Entendez-vous Justin qui rigole ?
La chance existe en politique.
Vous pouvez être un médiocre, mais si vos adversaires sont franchement pathétiques, vous êtes sauvé.
De ce point de vue, Justin Trudeau doit être le politicien le plus chanceux en Occident.
TRUMP
« Plus le Parti conservateur ressemblera à une version “light” du parti républicain sous la férule de Donald Trump, plus Justin Trudeau sera heureux. »
Le « convoi de la liberté » venait à Ottawa pour réclamer sa tête et la fin des mesures sanitaires.
Il a obtenu la tête du chef conservateur et récolté toute la rancoeur des résidents d’Ottawa.

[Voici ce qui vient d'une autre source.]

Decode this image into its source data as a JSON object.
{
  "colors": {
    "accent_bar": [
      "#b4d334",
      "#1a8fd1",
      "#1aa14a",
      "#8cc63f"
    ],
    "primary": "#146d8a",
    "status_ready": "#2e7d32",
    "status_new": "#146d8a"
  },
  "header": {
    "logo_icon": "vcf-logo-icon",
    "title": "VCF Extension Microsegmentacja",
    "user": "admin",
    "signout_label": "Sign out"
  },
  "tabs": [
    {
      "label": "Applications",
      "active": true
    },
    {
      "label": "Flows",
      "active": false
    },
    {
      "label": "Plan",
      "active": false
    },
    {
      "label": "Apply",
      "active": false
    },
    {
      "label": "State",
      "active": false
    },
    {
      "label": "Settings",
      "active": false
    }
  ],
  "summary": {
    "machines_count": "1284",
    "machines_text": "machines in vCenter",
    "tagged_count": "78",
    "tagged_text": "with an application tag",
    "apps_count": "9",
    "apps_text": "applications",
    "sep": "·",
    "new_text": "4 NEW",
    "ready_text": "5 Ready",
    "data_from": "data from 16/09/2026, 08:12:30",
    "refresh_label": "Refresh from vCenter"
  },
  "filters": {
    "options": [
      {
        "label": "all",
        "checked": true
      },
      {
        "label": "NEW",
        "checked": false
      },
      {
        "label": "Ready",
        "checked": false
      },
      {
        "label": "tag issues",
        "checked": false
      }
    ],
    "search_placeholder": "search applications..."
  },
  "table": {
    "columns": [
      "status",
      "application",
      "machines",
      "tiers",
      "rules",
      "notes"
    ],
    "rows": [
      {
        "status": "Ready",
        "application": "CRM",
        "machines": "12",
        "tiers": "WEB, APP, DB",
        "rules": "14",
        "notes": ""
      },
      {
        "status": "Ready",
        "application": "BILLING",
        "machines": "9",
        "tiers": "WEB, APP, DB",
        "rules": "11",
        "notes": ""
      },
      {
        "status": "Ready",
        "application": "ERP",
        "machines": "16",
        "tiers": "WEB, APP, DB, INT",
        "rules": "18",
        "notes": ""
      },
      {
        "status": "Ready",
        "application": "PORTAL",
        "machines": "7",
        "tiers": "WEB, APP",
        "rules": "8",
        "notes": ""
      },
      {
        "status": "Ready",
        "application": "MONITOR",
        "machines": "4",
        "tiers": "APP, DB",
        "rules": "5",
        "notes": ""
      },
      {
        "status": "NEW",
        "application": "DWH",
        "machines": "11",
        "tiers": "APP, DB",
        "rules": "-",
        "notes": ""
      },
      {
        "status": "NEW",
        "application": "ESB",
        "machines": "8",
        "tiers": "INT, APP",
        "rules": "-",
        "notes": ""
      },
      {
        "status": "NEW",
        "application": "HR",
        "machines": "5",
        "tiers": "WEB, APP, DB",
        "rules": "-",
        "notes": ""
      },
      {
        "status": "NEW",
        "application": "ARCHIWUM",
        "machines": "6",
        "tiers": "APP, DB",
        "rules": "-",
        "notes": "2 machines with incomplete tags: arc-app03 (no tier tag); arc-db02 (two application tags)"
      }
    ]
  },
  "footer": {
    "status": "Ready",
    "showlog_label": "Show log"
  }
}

Bravo, champions !
Mort de rire, Trudeau peut aussi envisager l’avenir avec quiétude.
Le « convoi de la liberté » a en effet dévoilé la direction future que beaucoup de conservateurs veulent que leur parti prenne… et Justin Trudeau ne demande pas mieux.
Il se passe quelque chose de nouveau au sein des conservateurs canadiens.
Aux factions traditionnelles – libertariens, droite morale, conservateurs fiscaux, « progressistes-conservateurs » – s’ajoute maintenant une faction tentée par le trumpisme.
Elle fait les yeux doux à ceux qui ont mis Ottawa en état de siège, quand elle n’en fait pas intégralement partie.
Pierre Poilievre, le favori pour succéder à Erin O’Toole, a fermement soutenu le convoi, n’en a que pour la liberté individuelle d’être vacciné ou pas, et pourfend les médias traditionnels.
ÇA VOUS RAPPELLE QUELQUE CHOSE ?
La nouvelle cheffe intérimaire, Candice Bergen, qu’on a vue coiffée d’une casquette MAGA, l’a aussi appuyé.
Sitôt Mme Bergen installée, les députés conservateurs québécois de premier plan furent écartés de leurs positions d’influence, comme Gérard Deltell, ou, voyant la direction du vent, se retirent sur la pointe des pieds, comme Alain Rayes.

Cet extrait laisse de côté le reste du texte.